Opinion
January 18, 2001.
Judgment, Supreme Court, Bronx County (Gerald Sheindlin, J.), rendered June 30, 1998, convicting defendant, after a nonjury trial, of murder in the second degree, tampering with physical evidence, possession of a stolen vehicle in violation of Vehicle and Traffic Law § 426, and two counts of criminal possession of a weapon in the fourth degree, and sentencing him, as a second felony offender, to an aggregate term of 15 years to life, unanimously affirmed.
Rafael Curbelo for respondent.
Laurence J. Sass for defendant-appellant.
Before: Rosenberger, J.P., Tom, Mazzarelli, Ellerin, Wallach, JJ.
Defendant's suppression motion was properly denied. Even were we to assume arguendo that the oral statement made to the detectives should have been suppressed, there was a definite and pronounced break between the oral statement and the subsequent written and videotaped statements.

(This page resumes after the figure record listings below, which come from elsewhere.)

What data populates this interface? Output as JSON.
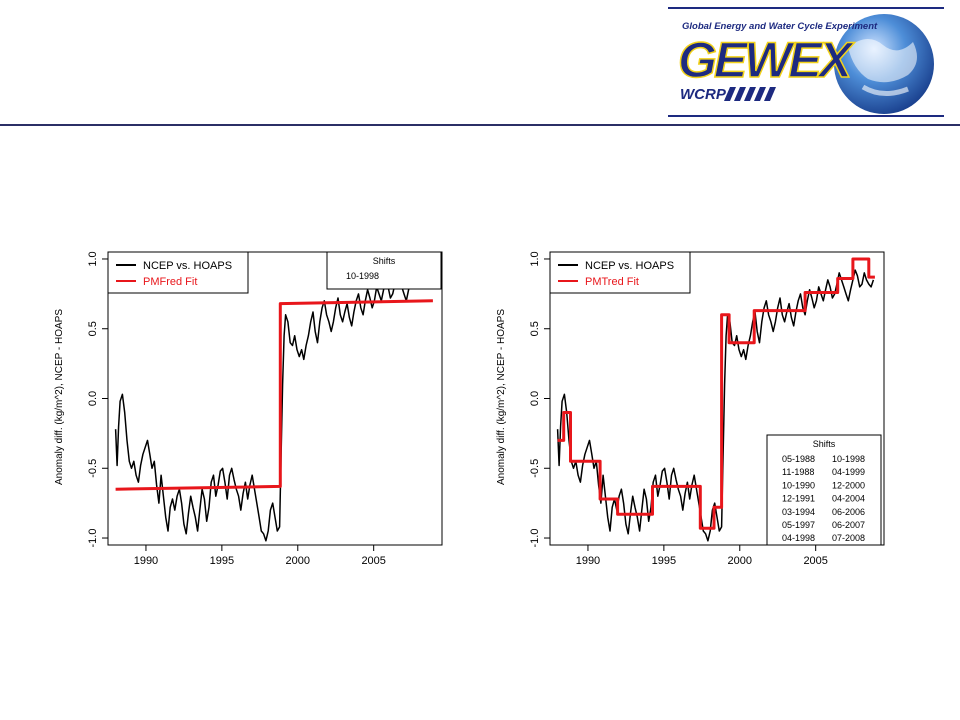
{
  "logo": {
    "banner_text": "Global Energy and Water Cycle Experiment",
    "word": "GEWEX",
    "sub": "WCRP",
    "colors": {
      "navy": "#1d2a80",
      "yellow": "#f2d21a",
      "earth_blue": "#2f6fc4"
    }
  },
  "header": {
    "rule_color": "#2b2f66"
  },
  "chart_data": [
    {
      "type": "line",
      "title": "",
      "xlabel": "",
      "ylabel": "Anomaly diff. (kg/m^2), NCEP - HOAPS",
      "xlim": [
        1987.5,
        2009.5
      ],
      "ylim": [
        -1.05,
        1.05
      ],
      "x_ticks": [
        1990,
        1995,
        2000,
        2005
      ],
      "y_ticks": [
        -1.0,
        -0.5,
        0.0,
        0.5,
        1.0
      ],
      "x_tick_labels": [
        "1990",
        "1995",
        "2000",
        "2005"
      ],
      "y_tick_labels": [
        "-1.0",
        "-0.5",
        "0.0",
        "0.5",
        "1.0"
      ],
      "legend": {
        "position": "top-left",
        "entries": [
          {
            "label": "NCEP vs. HOAPS",
            "color": "#000000"
          },
          {
            "label": "PMFred Fit",
            "color": "#e8161b"
          }
        ]
      },
      "shifts_box": {
        "position": "top-right",
        "title": "Shifts",
        "entries": [
          "10-1998"
        ]
      },
      "series": [
        {
          "name": "NCEP vs. HOAPS",
          "color": "#000000",
          "x": [
            1988.0,
            1988.1,
            1988.2,
            1988.3,
            1988.45,
            1988.6,
            1988.75,
            1988.9,
            1989.05,
            1989.2,
            1989.35,
            1989.5,
            1989.65,
            1989.8,
            1989.95,
            1990.1,
            1990.25,
            1990.4,
            1990.55,
            1990.7,
            1990.85,
            1991.0,
            1991.15,
            1991.3,
            1991.45,
            1991.6,
            1991.75,
            1991.9,
            1992.05,
            1992.2,
            1992.35,
            1992.5,
            1992.65,
            1992.8,
            1992.95,
            1993.1,
            1993.25,
            1993.4,
            1993.55,
            1993.7,
            1993.85,
            1994.0,
            1994.15,
            1994.3,
            1994.45,
            1994.6,
            1994.75,
            1994.9,
            1995.05,
            1995.2,
            1995.35,
            1995.5,
            1995.65,
            1995.8,
            1995.95,
            1996.1,
            1996.25,
            1996.4,
            1996.55,
            1996.7,
            1996.85,
            1997.0,
            1997.15,
            1997.3,
            1997.45,
            1997.6,
            1997.75,
            1997.9,
            1998.05,
            1998.2,
            1998.35,
            1998.5,
            1998.65,
            1998.8,
            1998.9,
            1999.0,
            1999.1,
            1999.2,
            1999.35,
            1999.5,
            1999.65,
            1999.8,
            1999.95,
            2000.1,
            2000.25,
            2000.4,
            2000.55,
            2000.7,
            2000.85,
            2001.0,
            2001.15,
            2001.3,
            2001.45,
            2001.6,
            2001.75,
            2001.9,
            2002.05,
            2002.2,
            2002.35,
            2002.5,
            2002.65,
            2002.8,
            2002.95,
            2003.1,
            2003.25,
            2003.4,
            2003.55,
            2003.7,
            2003.85,
            2004.0,
            2004.15,
            2004.3,
            2004.45,
            2004.6,
            2004.75,
            2004.9,
            2005.05,
            2005.2,
            2005.35,
            2005.5,
            2005.65,
            2005.8,
            2005.95,
            2006.1,
            2006.25,
            2006.4,
            2006.55,
            2006.7,
            2006.85,
            2007.0,
            2007.15,
            2007.3,
            2007.45,
            2007.6,
            2007.75,
            2007.9,
            2008.05,
            2008.2,
            2008.35,
            2008.5,
            2008.65,
            2008.8
          ],
          "y": [
            -0.22,
            -0.48,
            -0.2,
            -0.02,
            0.03,
            -0.1,
            -0.3,
            -0.45,
            -0.5,
            -0.45,
            -0.55,
            -0.6,
            -0.48,
            -0.4,
            -0.35,
            -0.3,
            -0.4,
            -0.5,
            -0.45,
            -0.62,
            -0.75,
            -0.55,
            -0.7,
            -0.85,
            -0.95,
            -0.78,
            -0.72,
            -0.8,
            -0.7,
            -0.65,
            -0.75,
            -0.9,
            -0.97,
            -0.82,
            -0.7,
            -0.78,
            -0.85,
            -0.95,
            -0.8,
            -0.65,
            -0.72,
            -0.88,
            -0.78,
            -0.6,
            -0.55,
            -0.7,
            -0.62,
            -0.52,
            -0.5,
            -0.6,
            -0.72,
            -0.55,
            -0.5,
            -0.58,
            -0.65,
            -0.7,
            -0.8,
            -0.68,
            -0.6,
            -0.72,
            -0.62,
            -0.55,
            -0.65,
            -0.75,
            -0.85,
            -0.95,
            -0.97,
            -1.02,
            -0.95,
            -0.8,
            -0.75,
            -0.85,
            -0.95,
            -0.92,
            -0.4,
            0.1,
            0.45,
            0.6,
            0.55,
            0.4,
            0.38,
            0.45,
            0.35,
            0.3,
            0.35,
            0.28,
            0.38,
            0.45,
            0.55,
            0.62,
            0.48,
            0.4,
            0.55,
            0.65,
            0.7,
            0.6,
            0.55,
            0.48,
            0.55,
            0.65,
            0.72,
            0.6,
            0.55,
            0.62,
            0.68,
            0.58,
            0.52,
            0.62,
            0.7,
            0.75,
            0.65,
            0.6,
            0.7,
            0.78,
            0.72,
            0.65,
            0.7,
            0.8,
            0.75,
            0.7,
            0.78,
            0.85,
            0.8,
            0.72,
            0.75,
            0.82,
            0.9,
            0.85,
            0.8,
            0.75,
            0.7,
            0.78,
            0.85,
            0.92,
            0.88,
            0.8,
            0.82,
            0.9,
            0.85,
            0.82,
            0.8,
            0.85
          ],
          "x_cont": [],
          "note": ""
        },
        {
          "name": "PMFred Fit",
          "color": "#e8161b",
          "x": [
            1988.0,
            1998.85,
            1998.85,
            2008.9
          ],
          "y": [
            -0.65,
            -0.63,
            0.68,
            0.7
          ]
        }
      ]
    },
    {
      "type": "line",
      "title": "",
      "xlabel": "",
      "ylabel": "Anomaly diff. (kg/m^2), NCEP - HOAPS",
      "xlim": [
        1987.5,
        2009.5
      ],
      "ylim": [
        -1.05,
        1.05
      ],
      "x_ticks": [
        1990,
        1995,
        2000,
        2005
      ],
      "y_ticks": [
        -1.0,
        -0.5,
        0.0,
        0.5,
        1.0
      ],
      "x_tick_labels": [
        "1990",
        "1995",
        "2000",
        "2005"
      ],
      "y_tick_labels": [
        "-1.0",
        "-0.5",
        "0.0",
        "0.5",
        "1.0"
      ],
      "legend": {
        "position": "top-left",
        "entries": [
          {
            "label": "NCEP vs. HOAPS",
            "color": "#000000"
          },
          {
            "label": "PMTred Fit",
            "color": "#e8161b"
          }
        ]
      },
      "shifts_box": {
        "position": "bottom-right",
        "title": "Shifts",
        "entries": [
          "05-1988",
          "10-1998",
          "11-1988",
          "04-1999",
          "10-1990",
          "12-2000",
          "12-1991",
          "04-2004",
          "03-1994",
          "06-2006",
          "05-1997",
          "06-2007",
          "04-1998",
          "07-2008"
        ]
      },
      "series": [
        {
          "name": "NCEP vs. HOAPS",
          "color": "#000000",
          "x": [
            1988.0,
            1988.1,
            1988.2,
            1988.3,
            1988.45,
            1988.6,
            1988.75,
            1988.9,
            1989.05,
            1989.2,
            1989.35,
            1989.5,
            1989.65,
            1989.8,
            1989.95,
            1990.1,
            1990.25,
            1990.4,
            1990.55,
            1990.7,
            1990.85,
            1991.0,
            1991.15,
            1991.3,
            1991.45,
            1991.6,
            1991.75,
            1991.9,
            1992.05,
            1992.2,
            1992.35,
            1992.5,
            1992.65,
            1992.8,
            1992.95,
            1993.1,
            1993.25,
            1993.4,
            1993.55,
            1993.7,
            1993.85,
            1994.0,
            1994.15,
            1994.3,
            1994.45,
            1994.6,
            1994.75,
            1994.9,
            1995.05,
            1995.2,
            1995.35,
            1995.5,
            1995.65,
            1995.8,
            1995.95,
            1996.1,
            1996.25,
            1996.4,
            1996.55,
            1996.7,
            1996.85,
            1997.0,
            1997.15,
            1997.3,
            1997.45,
            1997.6,
            1997.75,
            1997.9,
            1998.05,
            1998.2,
            1998.35,
            1998.5,
            1998.65,
            1998.8,
            1998.9,
            1999.0,
            1999.1,
            1999.2,
            1999.35,
            1999.5,
            1999.65,
            1999.8,
            1999.95,
            2000.1,
            2000.25,
            2000.4,
            2000.55,
            2000.7,
            2000.85,
            2001.0,
            2001.15,
            2001.3,
            2001.45,
            2001.6,
            2001.75,
            2001.9,
            2002.05,
            2002.2,
            2002.35,
            2002.5,
            2002.65,
            2002.8,
            2002.95,
            2003.1,
            2003.25,
            2003.4,
            2003.55,
            2003.7,
            2003.85,
            2004.0,
            2004.15,
            2004.3,
            2004.45,
            2004.6,
            2004.75,
            2004.9,
            2005.05,
            2005.2,
            2005.35,
            2005.5,
            2005.65,
            2005.8,
            2005.95,
            2006.1,
            2006.25,
            2006.4,
            2006.55,
            2006.7,
            2006.85,
            2007.0,
            2007.15,
            2007.3,
            2007.45,
            2007.6,
            2007.75,
            2007.9,
            2008.05,
            2008.2,
            2008.35,
            2008.5,
            2008.65,
            2008.8
          ],
          "y": [
            -0.22,
            -0.48,
            -0.2,
            -0.02,
            0.03,
            -0.1,
            -0.3,
            -0.45,
            -0.5,
            -0.45,
            -0.55,
            -0.6,
            -0.48,
            -0.4,
            -0.35,
            -0.3,
            -0.4,
            -0.5,
            -0.45,
            -0.62,
            -0.75,
            -0.55,
            -0.7,
            -0.85,
            -0.95,
            -0.78,
            -0.72,
            -0.8,
            -0.7,
            -0.65,
            -0.75,
            -0.9,
            -0.97,
            -0.82,
            -0.7,
            -0.78,
            -0.85,
            -0.95,
            -0.8,
            -0.65,
            -0.72,
            -0.88,
            -0.78,
            -0.6,
            -0.55,
            -0.7,
            -0.62,
            -0.52,
            -0.5,
            -0.6,
            -0.72,
            -0.55,
            -0.5,
            -0.58,
            -0.65,
            -0.7,
            -0.8,
            -0.68,
            -0.6,
            -0.72,
            -0.62,
            -0.55,
            -0.65,
            -0.75,
            -0.85,
            -0.95,
            -0.97,
            -1.02,
            -0.95,
            -0.8,
            -0.75,
            -0.85,
            -0.95,
            -0.92,
            -0.4,
            0.1,
            0.45,
            0.6,
            0.55,
            0.4,
            0.38,
            0.45,
            0.35,
            0.3,
            0.35,
            0.28,
            0.38,
            0.45,
            0.55,
            0.62,
            0.48,
            0.4,
            0.55,
            0.65,
            0.7,
            0.6,
            0.55,
            0.48,
            0.55,
            0.65,
            0.72,
            0.6,
            0.55,
            0.62,
            0.68,
            0.58,
            0.52,
            0.62,
            0.7,
            0.75,
            0.65,
            0.6,
            0.7,
            0.78,
            0.72,
            0.65,
            0.7,
            0.8,
            0.75,
            0.7,
            0.78,
            0.85,
            0.8,
            0.72,
            0.75,
            0.82,
            0.9,
            0.85,
            0.8,
            0.75,
            0.7,
            0.78,
            0.85,
            0.92,
            0.88,
            0.8,
            0.82,
            0.9,
            0.85,
            0.82,
            0.8,
            0.85
          ]
        },
        {
          "name": "PMTred Fit",
          "color": "#e8161b",
          "x": [
            1988.0,
            1988.4,
            1988.4,
            1988.85,
            1988.85,
            1990.8,
            1990.8,
            1991.95,
            1991.95,
            1994.25,
            1994.25,
            1997.4,
            1997.4,
            1998.3,
            1998.3,
            1998.8,
            1998.8,
            1999.3,
            1999.3,
            2000.95,
            2000.95,
            2004.3,
            2004.3,
            2006.45,
            2006.45,
            2007.45,
            2007.45,
            2008.5,
            2008.5,
            2008.9
          ],
          "y": [
            -0.3,
            -0.3,
            -0.1,
            -0.1,
            -0.45,
            -0.45,
            -0.72,
            -0.72,
            -0.83,
            -0.83,
            -0.63,
            -0.63,
            -0.93,
            -0.93,
            -0.78,
            -0.78,
            0.6,
            0.6,
            0.4,
            0.4,
            0.63,
            0.63,
            0.76,
            0.76,
            0.86,
            0.86,
            1.0,
            1.0,
            0.87,
            0.87
          ]
        }
      ]
    }
  ]
}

The substantial intervening period of time and readministration of newMiranda warnings attenuated any possible taint from the allegedly inadmissible first statement (see, People v. Chapple, 38 N.Y.2d 112, 115).
The verdict was based on legally sufficient evidence and was not against the weight of the evidence. There is no basis upon which to disturb the court's determinations concerning credibility.
THIS CONSTITUTES THE DECISION AND ORDER OF SUPREME COURT, APPELLATE DIVISION, FIRST DEPARTMENT.